Petrus und Johannes blickten ihn an, und Petrus sagte: Sieh uns an!
Da wandte er sich ihnen zu und erwartete, etwas von ihnen zu bekommen.
Petrus aber sagte: Silber und Gold besitze ich nicht. Doch was ich habe, das gebe ich dir: Im Namen Jesu Christi, des Nazoräers, geh umher!
Und er fasste ihn an der rechten Hand und richtete ihn auf. Sogleich kam Kraft in seine Füße und Gelenke;
er sprang auf, konnte stehen und ging umher. Dann ging er mit ihnen in den Tempel, lief und sprang umher und lobte Gott.
Alle Leute sahen ihn umhergehen und Gott loben.
Sie erkannten ihn als den, der gewöhnlich an der Schönen Pforte des Tempels saß und bettelte. Und sie waren voll Verwunderung und Staunen über das, was mit ihm geschehen war.

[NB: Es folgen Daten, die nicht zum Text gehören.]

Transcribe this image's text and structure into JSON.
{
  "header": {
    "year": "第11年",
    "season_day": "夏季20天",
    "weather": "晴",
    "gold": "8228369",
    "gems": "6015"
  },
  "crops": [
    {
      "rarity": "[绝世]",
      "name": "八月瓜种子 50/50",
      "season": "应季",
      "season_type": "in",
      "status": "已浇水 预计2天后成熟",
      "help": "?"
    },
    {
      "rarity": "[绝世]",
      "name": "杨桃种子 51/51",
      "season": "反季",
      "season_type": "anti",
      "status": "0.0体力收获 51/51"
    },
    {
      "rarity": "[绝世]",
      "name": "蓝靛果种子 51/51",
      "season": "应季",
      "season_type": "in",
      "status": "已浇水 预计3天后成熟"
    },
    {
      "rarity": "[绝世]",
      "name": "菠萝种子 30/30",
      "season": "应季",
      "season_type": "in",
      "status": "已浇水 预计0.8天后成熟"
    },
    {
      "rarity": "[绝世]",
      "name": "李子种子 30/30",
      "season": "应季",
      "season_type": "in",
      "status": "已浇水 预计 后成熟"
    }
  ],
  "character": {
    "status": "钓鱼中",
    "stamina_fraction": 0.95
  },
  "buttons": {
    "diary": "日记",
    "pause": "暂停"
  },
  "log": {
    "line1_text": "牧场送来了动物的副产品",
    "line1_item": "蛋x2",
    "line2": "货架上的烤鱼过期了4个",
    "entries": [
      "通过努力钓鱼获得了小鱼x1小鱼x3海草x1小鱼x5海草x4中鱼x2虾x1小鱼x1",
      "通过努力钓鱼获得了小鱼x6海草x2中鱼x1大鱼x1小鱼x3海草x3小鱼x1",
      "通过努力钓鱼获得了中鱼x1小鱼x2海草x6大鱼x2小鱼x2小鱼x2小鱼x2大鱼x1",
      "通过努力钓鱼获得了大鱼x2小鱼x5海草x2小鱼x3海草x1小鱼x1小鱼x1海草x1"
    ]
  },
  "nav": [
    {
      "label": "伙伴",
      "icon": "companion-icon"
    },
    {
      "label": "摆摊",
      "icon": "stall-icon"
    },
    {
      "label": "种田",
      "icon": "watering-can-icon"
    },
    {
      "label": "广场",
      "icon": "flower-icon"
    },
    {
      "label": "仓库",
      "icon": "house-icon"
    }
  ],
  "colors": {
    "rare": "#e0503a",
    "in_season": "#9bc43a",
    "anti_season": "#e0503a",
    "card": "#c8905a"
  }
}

Psalm 105(104),1-2.3-4.6-7.8-9.

Dankt dem Herrn! Ruft seinen Namen an!
Macht unter den Völkern seine Taten bekannt!
Singt ihm und spielt ihm,
sinnt nach über all seine Wunder!

Rühmt euch seines heiligen Namens!
Alle, die den Herrn suchen, sollen sich von Herzen freuen.
Fragt nach dem Herrn und seiner Macht;
sucht sein Antlitz allezeit!

Bedenkt es, ihr Nachkommen seines Knechtes Abraham,
ihr Kinder Jakobs, die er erwählt hat.
Er, der Herr, ist unser Gott.
Seine Herrschaft umgreift die Erde.

Ewig denkt er an seinen Bund,
an das Wort, das er gegeben hat für tausend Geschlechter,
an den Bund, den er mit Abraham geschlossen,
an den Eid, den er Isaak geschworen hat.

Aus dem Heiligen Evangelium nach Johannes – Joh 20,11-18.

In jener Zeit stand Maria draußen vor dem Grab und weinte. Während sie weinte, beugte sie sich in die Grabkammer hinein.
Da sah sie zwei Engel in weißen Gewändern sitzen, den einen dort, wo der Kopf, den anderen dort, wo die Füße des Leichnams Jesu gelegen hatten.
Die Engel sagten zu ihr: Frau, warum weinst du? Sie antwortete ihnen: Man hat meinen Herrn weggenommen, und ich weiß nicht, wohin man ihn gelegt hat.
Als sie das gesagt hatte, wandte sie sich um und sah Jesus dastehen, wusste aber nicht, dass es Jesus war.
Jesus sagte zu ihr: Frau, warum weinst du? Wen suchst du? Sie meinte, es sei der Gärtner, und sagte zu ihm: Herr, wenn du ihn weggebracht hast, sag mir, wohin du ihn gelegt hast. Dann will ich ihn holen.
Jesus sagte zu ihr: Maria! Da wandte sie sich ihm zu und sagte auf hebräisch zu ihm: Rabbuni!, das heißt: Meister.
Jesus sagte zu ihr: Halte mich nicht fest; denn ich bin noch nicht zum Vater hinaufgegangen. Geh aber zu meinen Brüdern, und sag ihnen: Ich gehe hinauf zu meinem Vater und zu eurem Vater, zu meinem Gott und zu eurem Gott.
Maria von Magdala ging zu den Jüngern und verkündete ihnen: Ich habe den Herrn gesehen. Und sie richtete aus, was er ihr gesagt hatte.